Parallel Test Execution¶
The framework can execute multiple tests in parallel within a test case group. Individual tests control their own parallelism when interacting with multiple target devices - the framework provides the targets and connection broker, but tests decide whether to execute commands serially or in parallel across their targets.
Comprehensive Reporting¶
Huginn generates structured JSON artifacts for both validation and execution:
- Validation writes
results/<timestamp>-validate/validate.json - Each run writes
results/<timestamp>-<mode>/run.json - Each test case in a run writes its own
result.jsonwith command output, parsed data, and granular checks
Comparison to Existing Frameworks¶
vs. PyATS/Genie¶
| Aspect | PyATS | Huginn |
|---|---|---|
| Openness | Compiled code, poor type hints | Fully open, type-annotated |
| Footprint | Heavy, batteries-included | Minimal core, optional plugins |
| Learning curve | Steep, many concepts | Focused, Python-native |
| Async support | Limited (Unicon is sync) | Async-first (scrapli) |
| Parsing | Bundled Genie parsers | Decoupled (Muninn project) |
Huginn preserves PyATS's useful patterns (testbed YAML, dual-mode execution, structured test organization) while shedding the bloat, compilation issues, and tight coupling.
vs. Robot Framework¶
| Aspect | Robot Framework | Huginn |
|---|---|---|
| Test authoring | Keyword-based DSL | Python-native |
| Target users | Broad, including non-programmers | Skilled Python developers |
| Abstraction | Multiple keyword layers | Direct Python control |
| Flexibility | Constrained by keyword model | Full Python expressiveness |
Robot Framework prioritizes accessibility through its keyword abstraction. Huginn prioritizes power and directness for users who don't need that abstraction layer. The appeal of no-code and low-code approaches is also diminishing as AI coding assistants become prevalent - engineers who can describe what they want precisely can generate correct Python directly, making a keyword DSL an unnecessary indirection rather than a productivity gain.
Scope¶
Huginn supports testing:
- Network devices: Routers, switches, firewalls (via SSH/CLI or REST APIs)
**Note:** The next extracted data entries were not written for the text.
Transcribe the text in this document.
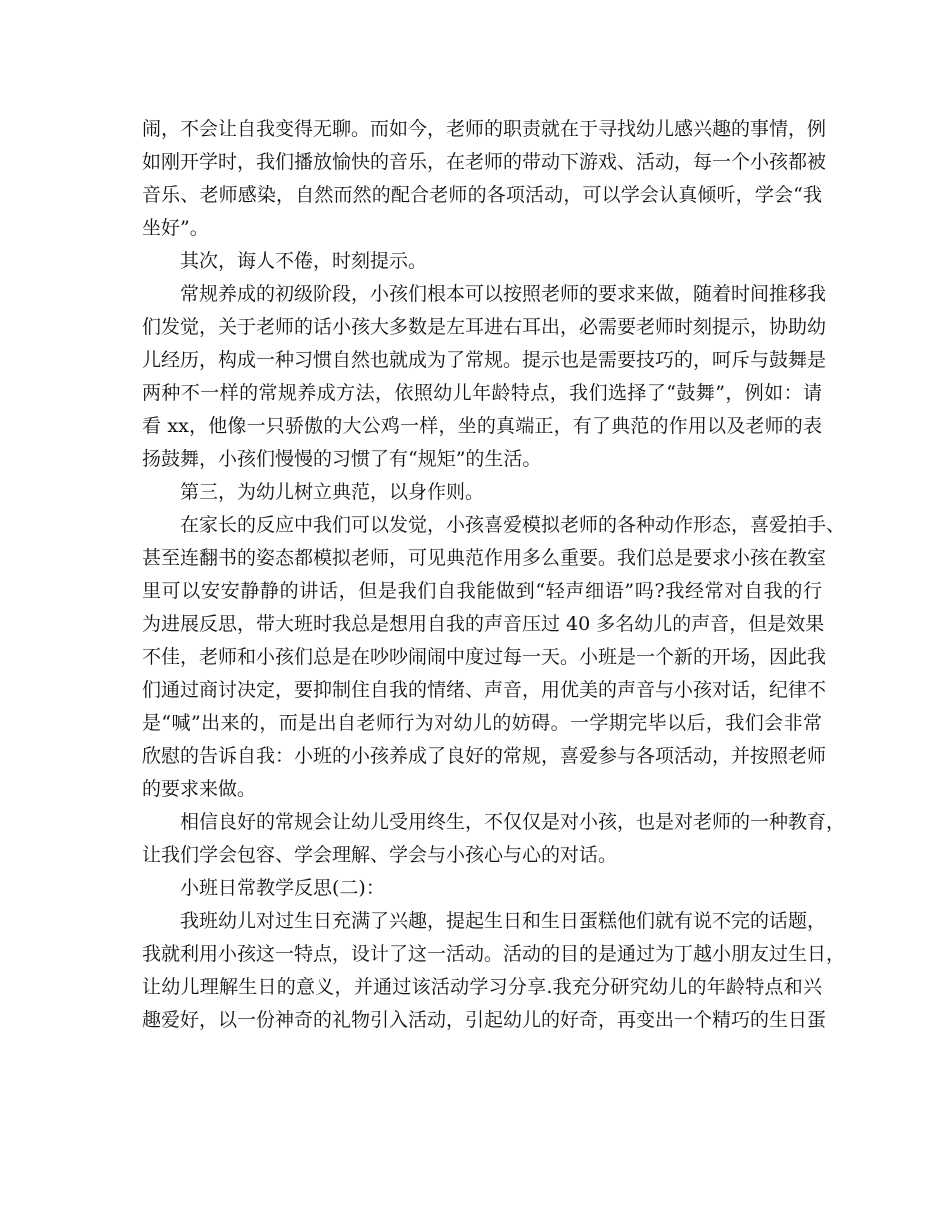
闹，不会让自我变得无聊。而如今，老师的职责就在于寻找幼儿感兴趣的事情，例
如刚开学时，我们播放愉快的音乐，在老师的带动下游戏、活动，每一个小孩都被
音乐、老师感染，自然而然的配合老师的各项活动，可以学会认真倾听，学会“我
坐好”。
其次，诲人不倦，时刻提示。
常规养成的初级阶段，小孩们根本可以按照老师的要求来做，随着时间推移我
们发觉，关于老师的话小孩大多数是左耳进右耳出，必需要老师时刻提示，协助幼
儿经历，构成一种习惯自然也就成为了常规。提示也是需要技巧的，呵斥与鼓舞是
两种不一样的常规养成方法，依照幼儿年龄特点，我们选择了“鼓舞”，例如：请
看 xx，他像一只骄傲的大公鸡一样，坐的真端正，有了典范的作用以及老师的表
扬鼓舞，小孩们慢慢的习惯了有“规矩”的生活。
第三，为幼儿树立典范，以身作则。
在家长的反应中我们可以发觉，小孩喜爱模拟老师的各种动作形态，喜爱拍手、
甚至连翻书的姿态都模拟老师，可见典范作用多么重要。我们总是要求小孩在教室
里可以安安静静的讲话，但是我们自我能做到“轻声细语”吗?我经常对自我的行
为进展反思，带大班时我总是想用自我的声音压过 40 多名幼儿的声音，但是效果
不佳，老师和小孩们总是在吵吵闹闹中度过每一天。小班是一个新的开场，因此我
们通过商讨决定，要抑制住自我的情绪、声音，用优美的声音与小孩对话，纪律不
是“喊”出来的，而是出自老师行为对幼儿的妨碍。一学期完毕以后，我们会非常
欣慰的告诉自我：小班的小孩养成了良好的常规，喜爱参与各项活动，并按照老师
的要求来做。
相信良好的常规会让幼儿受用终生，不仅仅是对小孩，也是对老师的一种教育，
让我们学会包容、学会理解、学会与小孩心与心的对话。
小班日常教学反思(二)：
我班幼儿对过生日充满了兴趣，提起生日和生日蛋糕他们就有说不完的话题，
我就利用小孩这一特点，设计了这一活动。活动的目的是通过为丁越小朋友过生日，
让幼儿理解生日的意义，并通过该活动学习分享.我充分研究幼儿的年龄特点和兴
趣爱好，以一份神奇的礼物引入活动，引起幼儿的好奇，再变出一个精巧的生日蛋
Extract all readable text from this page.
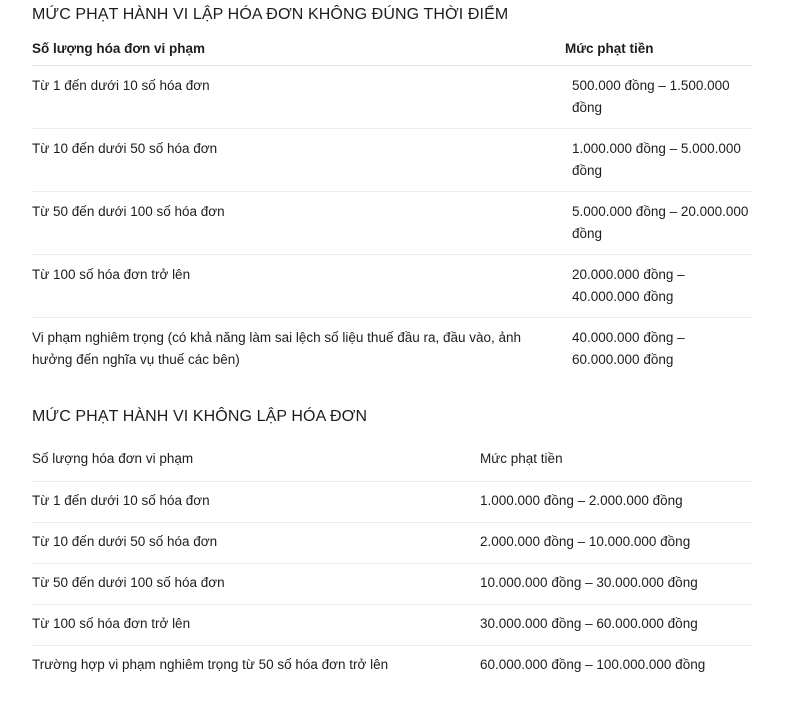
MỨC PHẠT HÀNH VI LẬP HÓA ĐƠN KHÔNG ĐÚNG THỜI ĐIỂM
Số lượng hóa đơn vi phạm	Mức phạt tiền
Từ 1 đến dưới 10 số hóa đơn	500.000 đồng – 1.500.000 đồng
Từ 10 đến dưới 50 số hóa đơn	1.000.000 đồng – 5.000.000 đồng
Từ 50 đến dưới 100 số hóa đơn	5.000.000 đồng – 20.000.000 đồng
Từ 100 số hóa đơn trở lên	20.000.000 đồng – 40.000.000 đồng
Vi phạm nghiêm trọng (có khả năng làm sai lệch số liệu thuế đầu ra, đầu vào, ảnh hưởng đến nghĩa vụ thuế các bên)	40.000.000 đồng – 60.000.000 đồng
MỨC PHẠT HÀNH VI KHÔNG LẬP HÓA ĐƠN
Số lượng hóa đơn vi phạm	Mức phạt tiền
Từ 1 đến dưới 10 số hóa đơn	1.000.000 đồng – 2.000.000 đồng
Từ 10 đến dưới 50 số hóa đơn	2.000.000 đồng – 10.000.000 đồng
Từ 50 đến dưới 100 số hóa đơn	10.000.000 đồng – 30.000.000 đồng
Từ 100 số hóa đơn trở lên	30.000.000 đồng – 60.000.000 đồng
Trường hợp vi phạm nghiêm trọng từ 50 số hóa đơn trở lên	60.000.000 đồng – 100.000.000 đồng
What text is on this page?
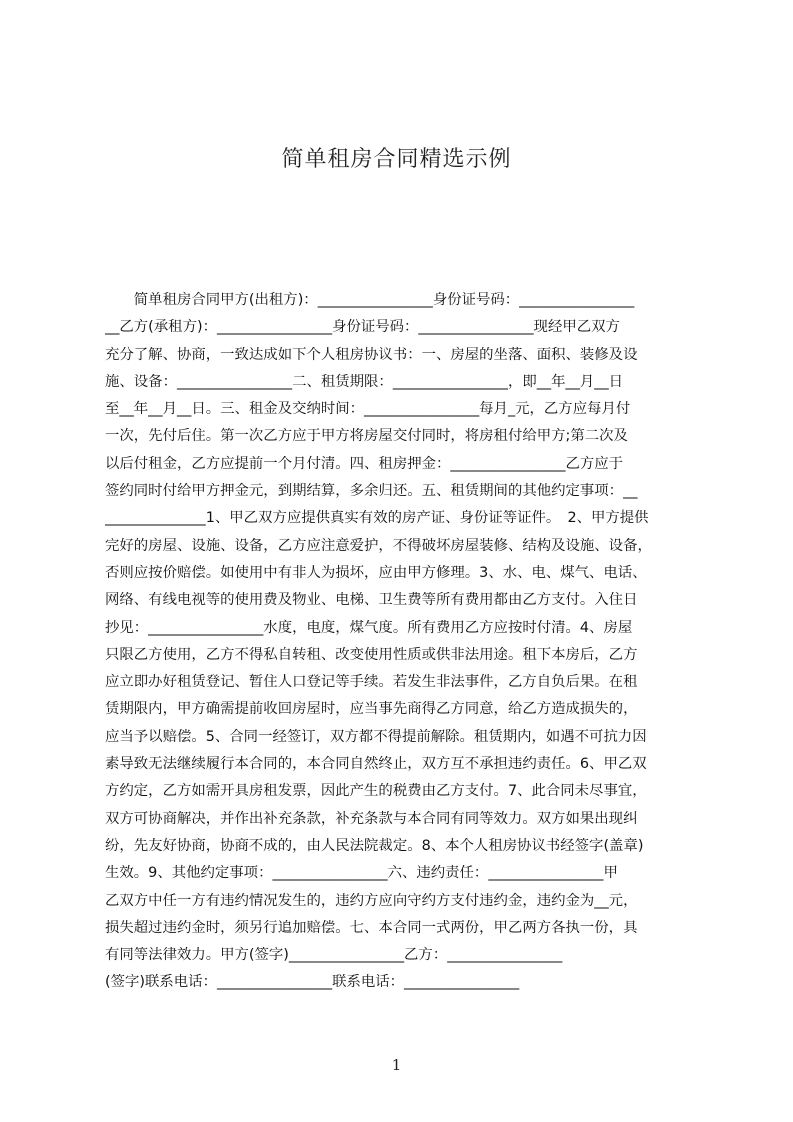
简单租房合同精选示例
　　简单租房合同甲方(出租方)：________________身份证号码：________________
__乙方(承租方)：________________身份证号码：________________现经甲乙双方
充分了解、协商，一致达成如下个人租房协议书：一、房屋的坐落、面积、装修及设
施、设备：________________二、租赁期限：________________，即__年__月__日
至__年__月__日。三、租金及交纳时间：________________每月_元，乙方应每月付
一次，先付后住。第一次乙方应于甲方将房屋交付同时，将房租付给甲方;第二次及
以后付租金，乙方应提前一个月付清。四、租房押金：________________乙方应于
签约同时付给甲方押金元，到期结算，多余归还。五、租赁期间的其他约定事项：__
______________1、甲乙双方应提供真实有效的房产证、身份证等证件。　2、甲方提供
完好的房屋、设施、设备，乙方应注意爱护，不得破坏房屋装修、结构及设施、设备，
否则应按价赔偿。如使用中有非人为损坏，应由甲方修理。3、水、电、煤气、电话、
网络、有线电视等的使用费及物业、电梯、卫生费等所有费用都由乙方支付。入住日
抄见：________________水度，电度，煤气度。所有费用乙方应按时付清。4、房屋
只限乙方使用，乙方不得私自转租、改变使用性质或供非法用途。租下本房后，乙方
应立即办好租赁登记、暂住人口登记等手续。若发生非法事件，乙方自负后果。在租
赁期限内，甲方确需提前收回房屋时，应当事先商得乙方同意，给乙方造成损失的，
应当予以赔偿。5、合同一经签订，双方都不得提前解除。租赁期内，如遇不可抗力因
素导致无法继续履行本合同的，本合同自然终止，双方互不承担违约责任。6、甲乙双
方约定，乙方如需开具房租发票，因此产生的税费由乙方支付。7、此合同未尽事宜，
双方可协商解决，并作出补充条款，补充条款与本合同有同等效力。双方如果出现纠
纷，先友好协商，协商不成的，由人民法院裁定。8、本个人租房协议书经签字(盖章)
生效。9、其他约定事项：________________六、违约责任：________________甲
乙双方中任一方有违约情况发生的，违约方应向守约方支付违约金，违约金为__元，
损失超过违约金时，须另行追加赔偿。七、本合同一式两份，甲乙两方各执一份，具
有同等法律效力。甲方(签字)________________乙方：________________
(签字)联系电话：________________联系电话：________________
1
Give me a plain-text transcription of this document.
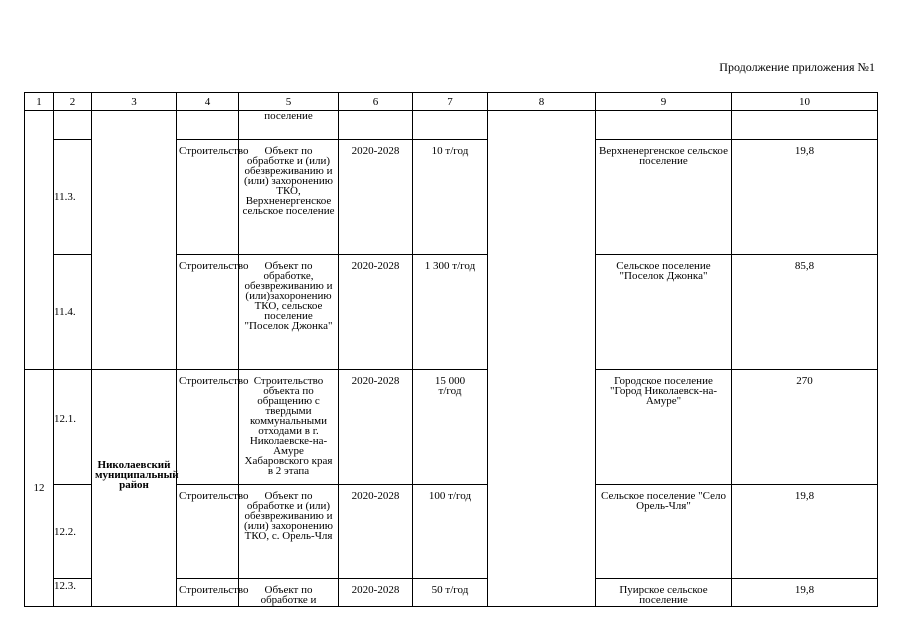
Продолжение приложения №1
1	2	3	4	5	6	7	8	9	10

				поселение					

	11.3.		Строительство	Объект по обработке и (или) обезвреживанию и (или) захоронению ТКО, Верхненергенское сельское поселение	2020-2028	10 т/год		Верхненергенское сельское поселение	19,8

	11.4.		Строительство	Объект по обработке, обезвреживанию и (или)захоронению ТКО, сельское поселение "Поселок Джонка"	2020-2028	1 300 т/год		Сельское поселение "Поселок Джонка"	85,8

12	12.1.	Николаевский муниципальный район	Строительство	Строительство объекта по обращению с твердыми коммунальными отходами в г. Николаевске-на-Амуре Хабаровского края в 2 этапа	2020-2028	15 000 т/год		Городское поселение "Город Николаевск-на-Амуре"	270

	12.2.		Строительство	Объект по обработке и (или) обезвреживанию и (или) захоронению ТКО, с. Орель-Чля	2020-2028	100 т/год		Сельское поселение "Село Орель-Чля"	19,8

	12.3.		Строительство	Объект по обработке и	2020-2028	50 т/год		Пуирское сельское поселение	19,8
- Servers: Especially out-of-band management (CIMC, ILO, iDRAC)
- Appliances: Cisco ISE, ACI APIC, DNA Center, similar platforms
- Applications: Any system exposable via SSH, REST, or custom protocols
The framework is deliberately not limited to network devices - "target" is intentionally generic.
Companion Project: Muninn¶
Parsing CLI output into structured data is essential for infrastructure testing. Rather than bundling parsers (as PyATS does with Genie), Huginn delegates parsing to a separate companion project: Muninn.
Muninn provides:
- A library of parsers indexed by OS and command
- TypedDict return types for IDE autocompletion and type checking
- Regex-based parsing implemented in Python (no external DSL)
- Comprehensive test coverage for parsers
Critically, Muninn is fully decoupled from Huginn. Users can leverage Muninn parsers without installing Huginn, and vice versa. This avoids the dependency entanglement that plagues PyATS/Genie.
See the Muninn documentation for details.